Obama's "post-primary bubble hasn't burst, but it is leaking a bit," said Peter Brown, assistant director of the Quinnipiac University Polling Institute. "The good news for McCain is that he has improved his standing in Colorado and Michigan, two states that are critical to each man's strategy."
McCain sought to focus attention on energy and the economy, but he kept getting distracted, finding himself continuously reacting to Obama.
He raised the heat of his criticism. Before, McCain had defended his support of the Iraq war by saying he would rather win a war than win an election. This week, he took it a step further, suggesting Obama would rather lose a war to win an election. That subjected McCain to a wave of Democratic criticism.
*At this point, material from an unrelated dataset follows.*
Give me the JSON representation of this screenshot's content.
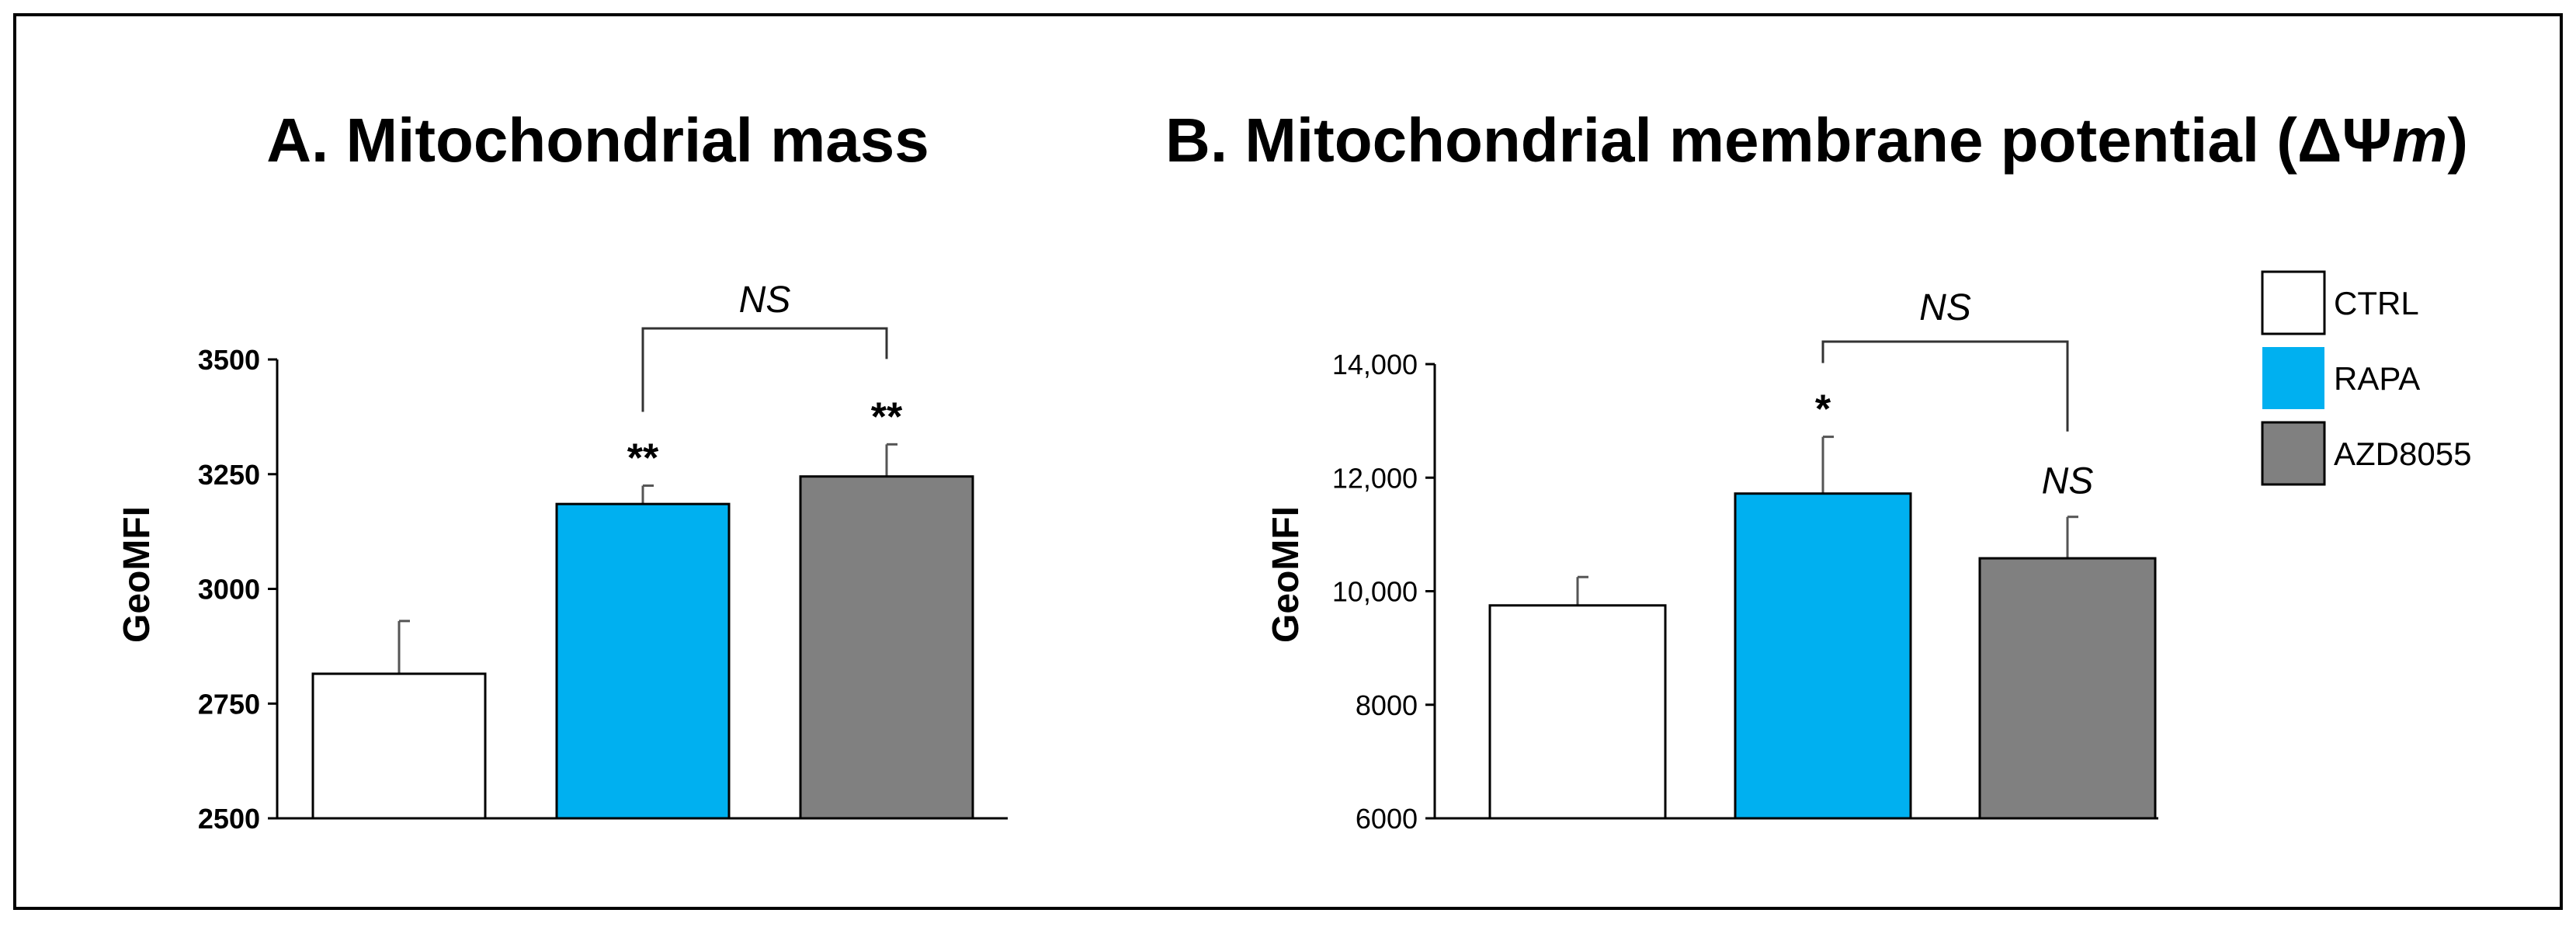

Then, in an interview, McCain asserted that President Bush's "surge" had helped inspire the Anbar Province awakening in which Sunni chieftans stopped fighting the U.S. and began to fight al-Qaida. Democrats gleefully pointed out that the Anbar rebellion happened before Bush announced his troop buildup in January 2007 and the extra troops began arriving that March.
McCain backed and filled, suggesting what the administration likes to call the "surge" was a counterinsurgency movement that actually began months before Bush's troop buildup. It was a matter of semantics, he suggested, prompting another wave of Democratic ridicule.
There were other possible disconnects. He suggested he would love to give a speech in Germany, as Obama had. But he said he would prefer touring the U.S. heartland to deal with economic woes affecting Americans. This from the candidate who recently left the country to give trade-focused speeches in Mexico and Canada.
He planned to visit an offshore oil rig on Wednesday to promote his call for more offshore drilling. But rough waters from the remnants of Hurricane Dolly caused a postponement.
That seemed to annoy him the most, aides suggested. And he mentioned his regret at not going to the rig at nearly every stop afterward.